The screen is placed atop a substrate such as paper or fabric. Ink is placed on top of the screen is used to fill the mesh openings with ink. The operator spreads the ink over the screen filling the mesh openings with ink. The operator then uses a squeegee (rubber blade) to move the mesh down to the substrate and pushes the squeegee to the rear of the screen. The ink that is in the mesh opening is pumped or squeezed by capillary action to the substrate in a controlled and prescribed amount. As the squeegee moves toward the rear of the screen the tension of the mesh pulls the mesh up away from the substrate (called snap-off) leaving the ink upon the substrate surface.
There are several ways to create a stencil for screen printing An early method was to create it by hand in the desired shape, either by cutting the design from a non-porous material and attaching it to the bottom of the screen, or by painting a negative image directly on the screen with a filler material which became impermeable when it dried. For a more painterly technique, the artist would choose to paint the image with drawing fluid, wait for the image to dry, and then coat the entire screen with screen filler. After the filler had dried, water was used to spray out the screen, and only the areas that were painted by the drawing fluid would wash away, leaving a stencil around it. This process enabled the artist to incorporate their hand into the process, to stay true to their drawing.
A method that has increased in popularity over the past 70 years is the photo emulsion technique:
- The original image is created on a transparent overlay such as acetate or tracing paper. The image may be drawn or painted directly on the overlay, photocopied, or printed with an inkjet or laser printer, as long as the areas to be inked are opaque. A black-and-white positive may also be used (projected on to the screen). However, unlike traditional platemaking, these screens are normally exposed by using film positives.
- A screen is then be selected. The screen is coated with emulsion and let to dry in the dark. Once dry, the screen is ready to be burned/exposed.
- The overlay is placed over the emulsion-coated screen, and then exposed with a light source containing ultraviolet light.

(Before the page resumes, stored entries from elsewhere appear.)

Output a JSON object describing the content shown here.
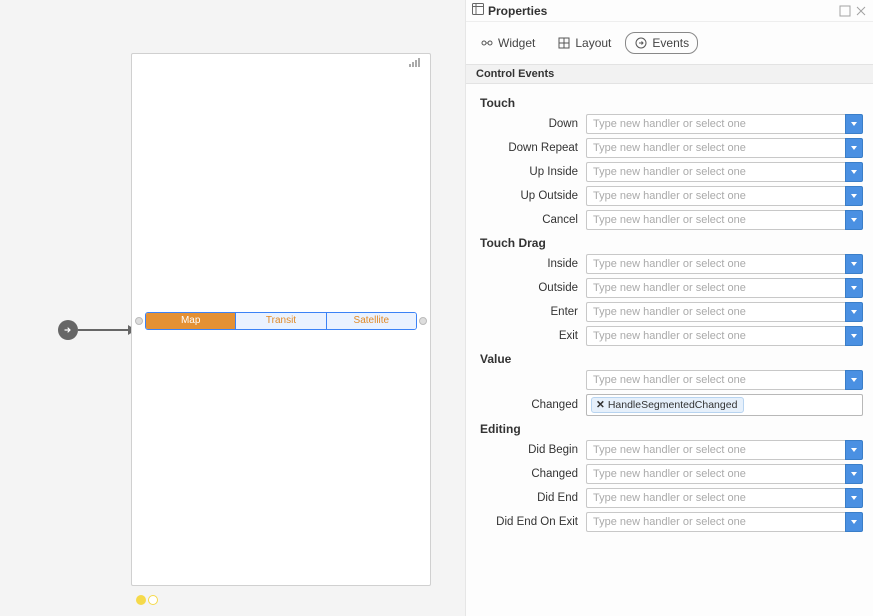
{
  "panel": {
    "title": "Properties"
  },
  "tabs": {
    "widget": "Widget",
    "layout": "Layout",
    "events": "Events"
  },
  "sectionHeader": "Control Events",
  "groups": {
    "touch": {
      "label": "Touch",
      "rows": {
        "down": "Down",
        "downRepeat": "Down Repeat",
        "upInside": "Up Inside",
        "upOutside": "Up Outside",
        "cancel": "Cancel"
      }
    },
    "touchDrag": {
      "label": "Touch Drag",
      "rows": {
        "inside": "Inside",
        "outside": "Outside",
        "enter": "Enter",
        "exit": "Exit"
      }
    },
    "value": {
      "label": "Value",
      "rows": {
        "emptyAbove": "(value)",
        "changed": "Changed"
      },
      "changedTag": "HandleSegmentedChanged"
    },
    "editing": {
      "label": "Editing",
      "rows": {
        "didBegin": "Did Begin",
        "changed": "Changed",
        "didEnd": "Did End",
        "didEndOnExit": "Did End On Exit"
      }
    }
  },
  "placeholder": "Type new handler or select one",
  "device": {
    "carrier": "",
    "segments": {
      "map": "Map",
      "transit": "Transit",
      "satellite": "Satellite"
    }
  }
}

The UV light passes through the clear areas and create a polymerization (hardening) of the emulsion.
- The screen is washed off thoroughly. The areas of emulsion that were not exposed to light dissolve and wash away, leaving a negative stencil of the image on the mesh.
Types of Inks
Discharge inks are used to print lighter colors onto dark background fabrics, they work by removing the dye in the garment – this means they leave a much softer texture. They are less graphic in nature than plastisol inks, and exact colors are difficult to control, but especially good for distressed prints and underbasing on dark garments that are to be printed with additional layers of plastisol.

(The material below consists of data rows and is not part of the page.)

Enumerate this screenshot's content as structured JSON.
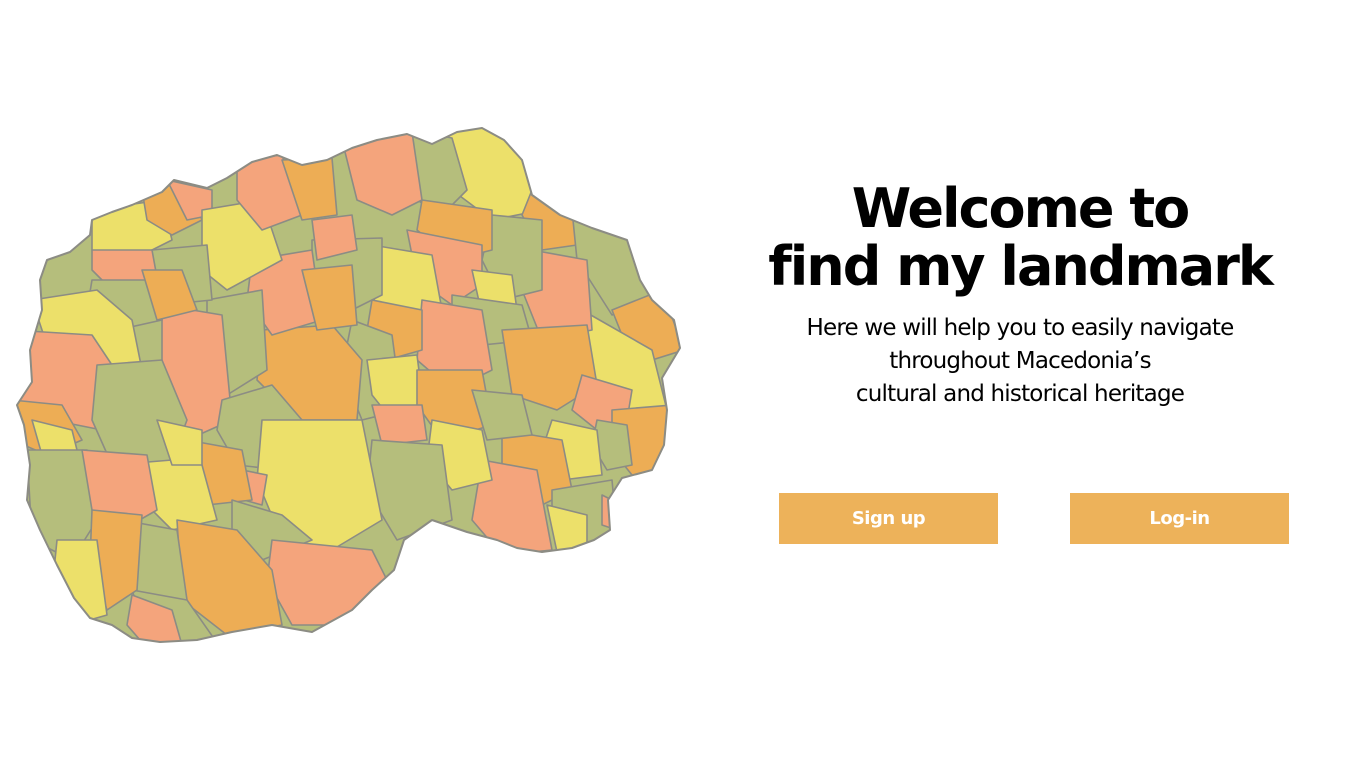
{
  "hero": {
    "title_line1": "Welcome to",
    "title_line2": "find my landmark",
    "subtitle_line1": "Here we will help you to easily navigate",
    "subtitle_line2": "throughout Macedonia’s",
    "subtitle_line3": "cultural and historical heritage"
  },
  "actions": {
    "signup_label": "Sign up",
    "login_label": "Log-in"
  },
  "colors": {
    "button": "#EDB25A",
    "map_green": "#B5BE7C",
    "map_yellow": "#ECE06A",
    "map_orange": "#EDAD55",
    "map_salmon": "#F4A47C",
    "map_border": "#8C8C84"
  }
}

Glitter/Shimmer metallic flakes are suspended in the ink base to create this sparkle effect. Usually available in gold or silver but can be mixed to make most colors
Gloss is a clear base laid over previously printed inks to create a shiny finish.
Metallic is similar to glitter, but smaller particles suspended in the ink. A glue is printed onto the fabric, then nanoscale fibers applied on it.

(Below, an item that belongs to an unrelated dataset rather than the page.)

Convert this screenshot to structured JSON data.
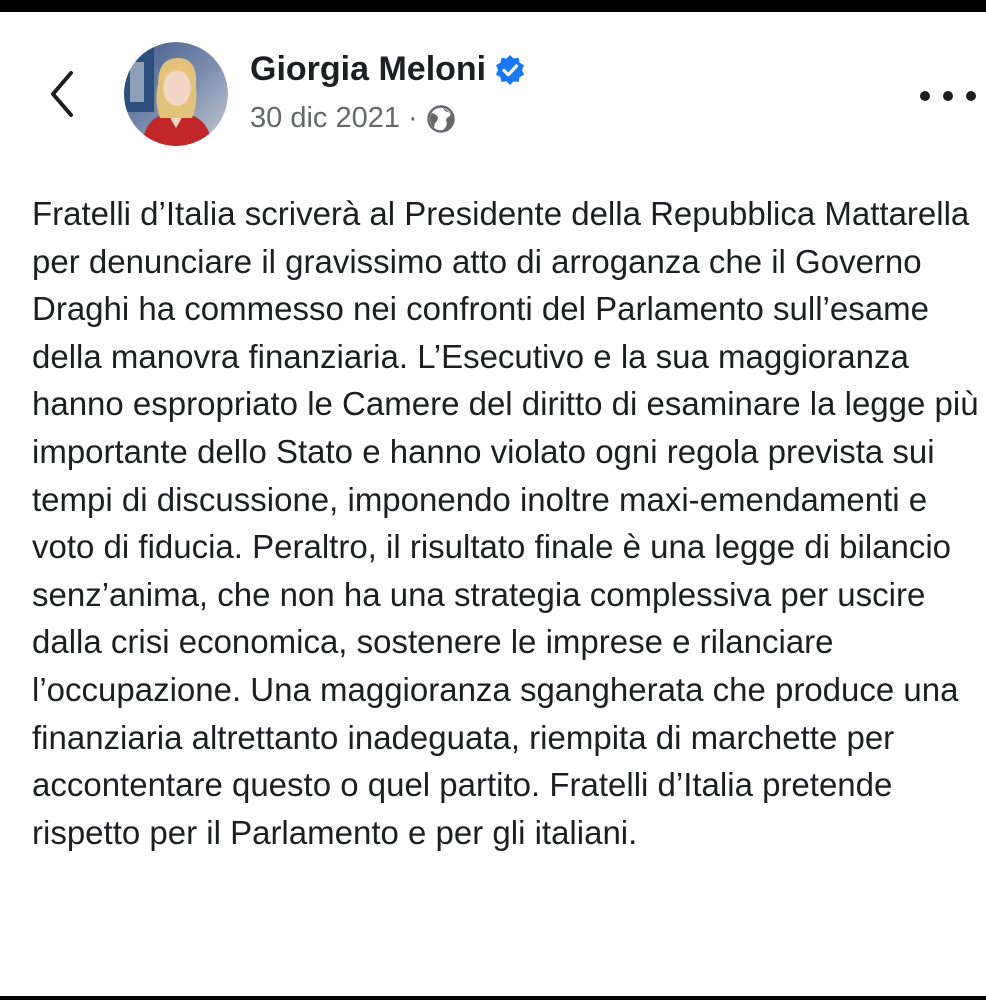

Plastisol is the most common ink used in commercial garment decoration. Good color opacity onto dark garments and clear graphic detail with, as the name suggests, a more plasticized texture. This print can be made softer with special additives or heavier by adding extra layers of ink. Plastisol inks require heat (approximately 150°C (300°F) for many inks) to cure the print.
PVC and Phthalate Free are relatively new breed of ink and printing with the benefits of plastisol but without the two main toxic components - soft feeling print.
Water-Based inks penetrate the fabric more than the plastisol inks and create a much softer feel. Ideal for printing darker inks onto lighter colored garments. Also useful for larger area prints where texture is important. Some inks require heat or an added catalyst to make the print permanent.